Vehicle Safety Standards

Vehicle safety standards have helped prevent many traffic accidents and minimize the harm from those that do occur. These standards set minimum performance requirements for vehicle systems, equipment, and components. They apply to all vehicles, not just those sold in the United States and Canada.

They are based on evidence about what works to reduce crash risks. They are informed by research into human factors, vehicle design, and accident investigations. They include measures that address crash avoidance, crashworthiness, and post-crash survivability, and are defined by statutory authority.

The most dramatic improvements in vehicle safety performance over the years have occurred in the areas of crash avoidance and occupant protection. This is likely due to technologies such as anti-lock brakes and electronic stability control that help drivers maintain control when their vehicle loses traction. It is also due to airbags and seat belts that help keep occupants safe in frontal crashes, rollovers, and side impacts.

These technologies have been driven by advances in electronic and computing capabilities. This enables new systems to work together to enhance the driver’s situational awareness, detect and respond to driving errors, and limit the effects of collisions or other forces on the vehicle occupants.

Crash avoidance technologies are becoming more common and affordable. They are enabling people to drive safely in a wider range of conditions than ever before and to use more of the capabilities of their vehicles. These technologies are helping to lower traffic death rates in all countries. Unfortunately, not all vehicles are equipped with them. Only around 40 (mainly high-income) countries have seven or more of the eight priority safety standards in place, while 124 (mainly low- and middle-income) countries do not have any at all.

The next great area of vehicle safety visit this website improvement is likely to be in protecting people outside cars. This will involve preventing injuries to pedestrians and cyclists from being killed or injured by vehicles in the first place and mitigating harm to people outside of cars when they are involved in a crash with a car. It is a challenging goal because of the complexity of the problem, but there is growing interest in this issue worldwide and there are several promising approaches being developed.

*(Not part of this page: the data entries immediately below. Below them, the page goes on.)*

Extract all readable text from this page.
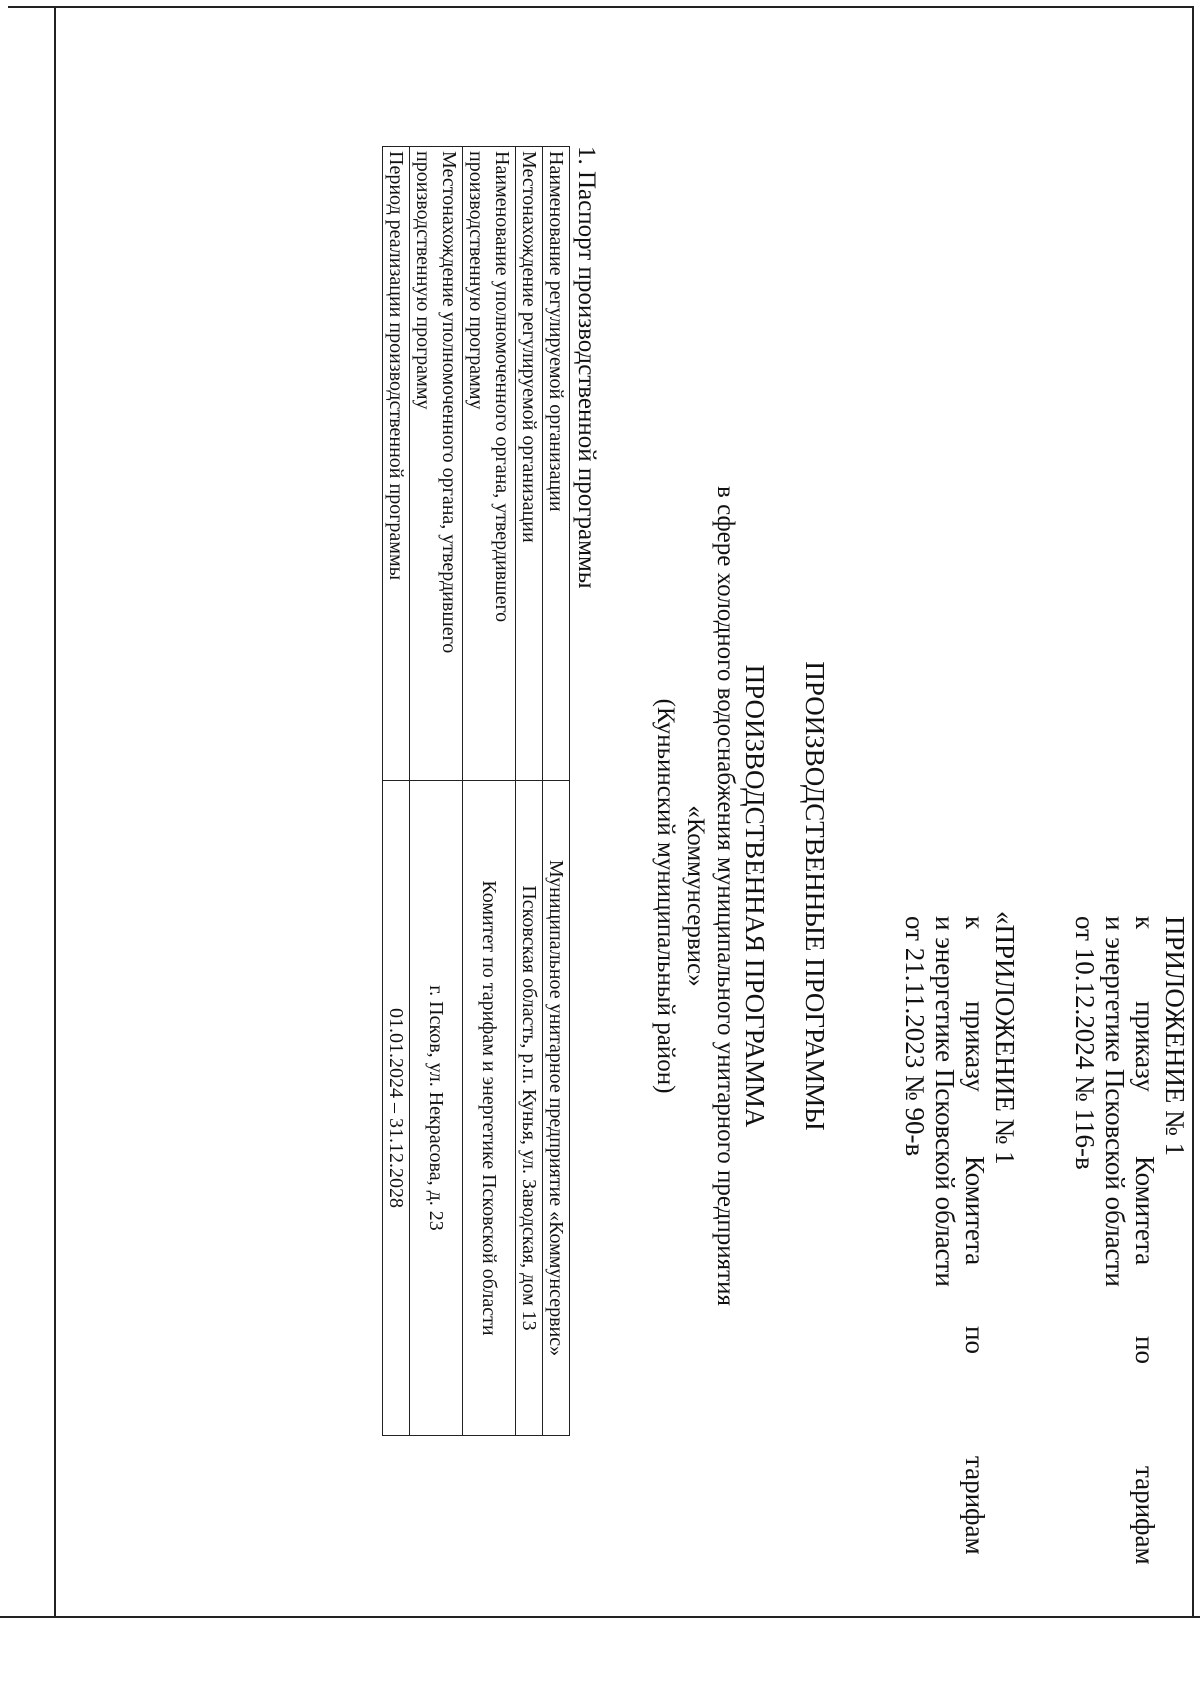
ПРИЛОЖЕНИЕ № 1
к
приказу
Комитета
по
тарифам
и энергетике Псковской области
от 10.12.2024 № 116-в
«ПРИЛОЖЕНИЕ № 1
к
приказу
Комитета
по
тарифам
и энергетике Псковской области
от 21.11.2023 № 90-в
ПРОИЗВОДСТВЕННЫЕ ПРОГРАММЫ
ПРОИЗВОДСТВЕННАЯ ПРОГРАММА
в сфере холодного водоснабжения муниципального унитарного предприятия
«Коммунсервис»
(Куньинский муниципальный район)
1. Паспорт производственной программы
Наименование регулируемой организации	Муниципальное унитарное предприятие «Коммунсервис»
Местонахождение регулируемой организации	Псковская область, р.п. Кунья, ул. Заводская, дом 13
Наименование уполномоченного органа, утвердившего производственную программу	Комитет по тарифам и энергетике Псковской области
Местонахождение уполномоченного органа, утвердившего производственную программу	г. Псков, ул. Некрасова, д. 23
Период реализации производственной программы	01.01.2024 – 31.12.2028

A key challenge is the difficulty of demonstrating that any specific standard has led to fewer accident-related injuries. To do so, one would need to conduct very detailed and extensive accident investigation studies of the types of accidents that were being prevented by the proposed standard. Such tests would need to consider the impact of the standard on, for example, the incidence of bumper underride or override that can cause injuries by damaging critical safety-related vehicle systems needed to operate the car and, in some cases, causing other accidents.

The National Highway Traffic Safety Administration’s (NHTSA) New Car Assessment Program is a good way of highlighting the performance of different technologies, but it is difficult to assign attribution of the improvements seen in crashes, deaths, and injuries to any particular technology or design feature. The improvements might have been driven by a variety of factors, including Federal actions that mandated the technology through the Federal Motor Vehicle Safety Standards, additions to the New Car Assessment Program as recommended equipment or through a star rating evaluating a level of performance, and the voluntary action of vehicle manufacturers to add a technology they were not required to add.